On August 5, 2022, two bills extended the statute of limitations for civil and criminal enforcement actions for fraud in connection with the Paycheck Protection Program (PPP) and Economic Injury Disaster Loans (EIDL) to 10 years. The PPP and Bank Fraud Enforcement Harmonization Act of 2022 and the COVID-19 EIDL Fraud Statute of Limitations Act of 2022 were both passed by Congress with bipartisan support and signed by President Biden.
These bills demonstrate that pandemic relief fraud enforcement will continue to be a priority in the coming years.
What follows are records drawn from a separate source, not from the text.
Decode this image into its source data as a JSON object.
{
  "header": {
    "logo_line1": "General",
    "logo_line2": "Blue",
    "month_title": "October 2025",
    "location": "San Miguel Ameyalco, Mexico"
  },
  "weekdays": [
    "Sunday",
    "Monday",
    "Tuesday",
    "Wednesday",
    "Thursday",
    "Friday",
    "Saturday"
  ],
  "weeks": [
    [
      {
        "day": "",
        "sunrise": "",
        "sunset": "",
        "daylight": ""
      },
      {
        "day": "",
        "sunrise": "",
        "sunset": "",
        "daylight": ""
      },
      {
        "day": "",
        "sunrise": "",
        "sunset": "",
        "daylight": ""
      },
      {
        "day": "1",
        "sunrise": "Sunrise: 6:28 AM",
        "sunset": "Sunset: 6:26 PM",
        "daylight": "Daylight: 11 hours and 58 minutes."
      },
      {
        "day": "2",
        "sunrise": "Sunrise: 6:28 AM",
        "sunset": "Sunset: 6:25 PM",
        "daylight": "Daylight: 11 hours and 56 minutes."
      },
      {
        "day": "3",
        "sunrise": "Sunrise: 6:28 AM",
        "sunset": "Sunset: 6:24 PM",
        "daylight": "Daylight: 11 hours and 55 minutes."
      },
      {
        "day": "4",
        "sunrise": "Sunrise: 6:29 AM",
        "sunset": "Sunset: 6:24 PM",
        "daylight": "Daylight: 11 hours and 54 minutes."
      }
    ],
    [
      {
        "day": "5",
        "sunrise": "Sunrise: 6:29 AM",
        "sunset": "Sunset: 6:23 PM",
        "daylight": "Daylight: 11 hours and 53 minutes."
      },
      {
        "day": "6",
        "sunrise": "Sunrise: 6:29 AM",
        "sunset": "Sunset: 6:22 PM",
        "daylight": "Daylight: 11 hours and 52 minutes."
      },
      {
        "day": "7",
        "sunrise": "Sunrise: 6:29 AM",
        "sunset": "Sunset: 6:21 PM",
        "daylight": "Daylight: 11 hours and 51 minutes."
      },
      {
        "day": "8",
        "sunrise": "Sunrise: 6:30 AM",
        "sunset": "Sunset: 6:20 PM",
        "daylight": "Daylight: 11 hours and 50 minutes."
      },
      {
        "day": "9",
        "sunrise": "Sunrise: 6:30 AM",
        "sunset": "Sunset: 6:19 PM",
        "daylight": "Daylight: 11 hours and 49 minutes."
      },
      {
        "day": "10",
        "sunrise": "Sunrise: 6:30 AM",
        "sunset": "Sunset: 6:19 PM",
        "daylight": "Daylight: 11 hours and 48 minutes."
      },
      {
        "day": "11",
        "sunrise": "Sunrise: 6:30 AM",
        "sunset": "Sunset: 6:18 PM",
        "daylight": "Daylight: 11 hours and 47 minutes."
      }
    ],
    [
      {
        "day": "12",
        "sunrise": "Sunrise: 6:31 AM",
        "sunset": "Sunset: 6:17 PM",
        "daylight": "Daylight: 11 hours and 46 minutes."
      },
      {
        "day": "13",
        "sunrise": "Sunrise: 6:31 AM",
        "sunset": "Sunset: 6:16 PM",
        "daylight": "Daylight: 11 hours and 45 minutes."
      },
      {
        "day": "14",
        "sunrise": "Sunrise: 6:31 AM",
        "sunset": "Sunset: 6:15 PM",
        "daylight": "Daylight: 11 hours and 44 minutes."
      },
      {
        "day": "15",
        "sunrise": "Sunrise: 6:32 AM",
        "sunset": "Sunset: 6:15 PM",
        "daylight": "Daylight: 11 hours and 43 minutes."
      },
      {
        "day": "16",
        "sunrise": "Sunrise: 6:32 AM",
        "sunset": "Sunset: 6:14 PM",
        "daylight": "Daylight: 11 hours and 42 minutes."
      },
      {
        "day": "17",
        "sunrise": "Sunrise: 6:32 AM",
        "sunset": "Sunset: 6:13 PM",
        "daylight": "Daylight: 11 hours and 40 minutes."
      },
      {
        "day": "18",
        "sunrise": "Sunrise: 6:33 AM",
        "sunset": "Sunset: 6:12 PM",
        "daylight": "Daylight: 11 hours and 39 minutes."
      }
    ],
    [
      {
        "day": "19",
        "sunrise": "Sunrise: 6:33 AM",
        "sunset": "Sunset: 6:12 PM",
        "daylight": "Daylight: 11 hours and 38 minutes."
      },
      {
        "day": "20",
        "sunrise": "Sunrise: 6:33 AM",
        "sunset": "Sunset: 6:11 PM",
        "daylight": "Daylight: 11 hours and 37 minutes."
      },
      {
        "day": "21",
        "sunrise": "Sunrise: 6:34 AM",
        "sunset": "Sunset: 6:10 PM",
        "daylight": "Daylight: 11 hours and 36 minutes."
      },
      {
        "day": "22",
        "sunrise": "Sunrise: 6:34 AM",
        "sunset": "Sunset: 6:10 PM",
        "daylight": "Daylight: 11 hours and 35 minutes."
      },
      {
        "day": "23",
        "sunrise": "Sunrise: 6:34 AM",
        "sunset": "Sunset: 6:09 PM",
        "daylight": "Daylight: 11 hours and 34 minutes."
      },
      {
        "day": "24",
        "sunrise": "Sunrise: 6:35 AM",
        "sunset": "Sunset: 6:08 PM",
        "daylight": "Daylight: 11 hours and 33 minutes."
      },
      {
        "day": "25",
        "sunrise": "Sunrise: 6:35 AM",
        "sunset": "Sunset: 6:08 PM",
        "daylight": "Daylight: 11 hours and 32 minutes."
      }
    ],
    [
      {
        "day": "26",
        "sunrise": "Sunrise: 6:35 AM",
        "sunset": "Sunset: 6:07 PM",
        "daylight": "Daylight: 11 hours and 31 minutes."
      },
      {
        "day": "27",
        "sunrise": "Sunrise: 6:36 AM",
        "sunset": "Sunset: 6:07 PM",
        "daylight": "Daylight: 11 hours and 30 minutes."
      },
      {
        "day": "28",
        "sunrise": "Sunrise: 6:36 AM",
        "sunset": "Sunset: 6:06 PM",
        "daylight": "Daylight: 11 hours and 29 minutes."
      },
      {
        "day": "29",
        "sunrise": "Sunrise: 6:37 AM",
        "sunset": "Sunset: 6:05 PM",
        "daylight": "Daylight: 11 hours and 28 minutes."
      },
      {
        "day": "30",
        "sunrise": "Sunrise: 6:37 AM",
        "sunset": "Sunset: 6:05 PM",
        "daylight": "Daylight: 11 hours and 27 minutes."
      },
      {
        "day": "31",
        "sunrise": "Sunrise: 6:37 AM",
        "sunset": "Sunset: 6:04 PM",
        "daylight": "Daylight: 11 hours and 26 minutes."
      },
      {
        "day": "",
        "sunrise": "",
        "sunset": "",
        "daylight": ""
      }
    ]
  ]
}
As of March 10, 2022, the government had already brought criminal charges against more than 1,000 defendants, with alleged losses exceeding $1.1 billion; seized over $1 billion in EIDL proceeds; and initiated more than 240 civil investigations into more than 1,800 individuals and entities for alleged misconduct in connection with pandemic relief loans totaling more than $6 billion. The government has flagged tens of thousands of potentially fraudulent loans totaling several billion dollars, and we expect investigations into those loans to continue in earnest over the coming years.
Before passage of these bills, the statute of limitations for civil and criminal fraud enforcement actions concerning PPP and EIDL loans was six years. Now that the statute of limitations has been extended to 10 years, borrowers should maintain all of their loan files for at least 10 years from the date a loan was received, used, and — if applicable — forgiven, whichever date is later. It is worth noting that many forms issued by government agencies, such as the U.S. Small Business Administration, advise borrowers to retain files for six years, as do certain regulations enacted before these bills. To the extent there is a conflict between older forms or regulations and the new laws, the new laws’ 10-year limitations period likely controls.
In addition to maintaining their loan files for 10 years, companies and individuals who applied for and received government-sponsored pandemic relief funding should conduct due diligence to ensure those funds were properly received, used, and forgiven.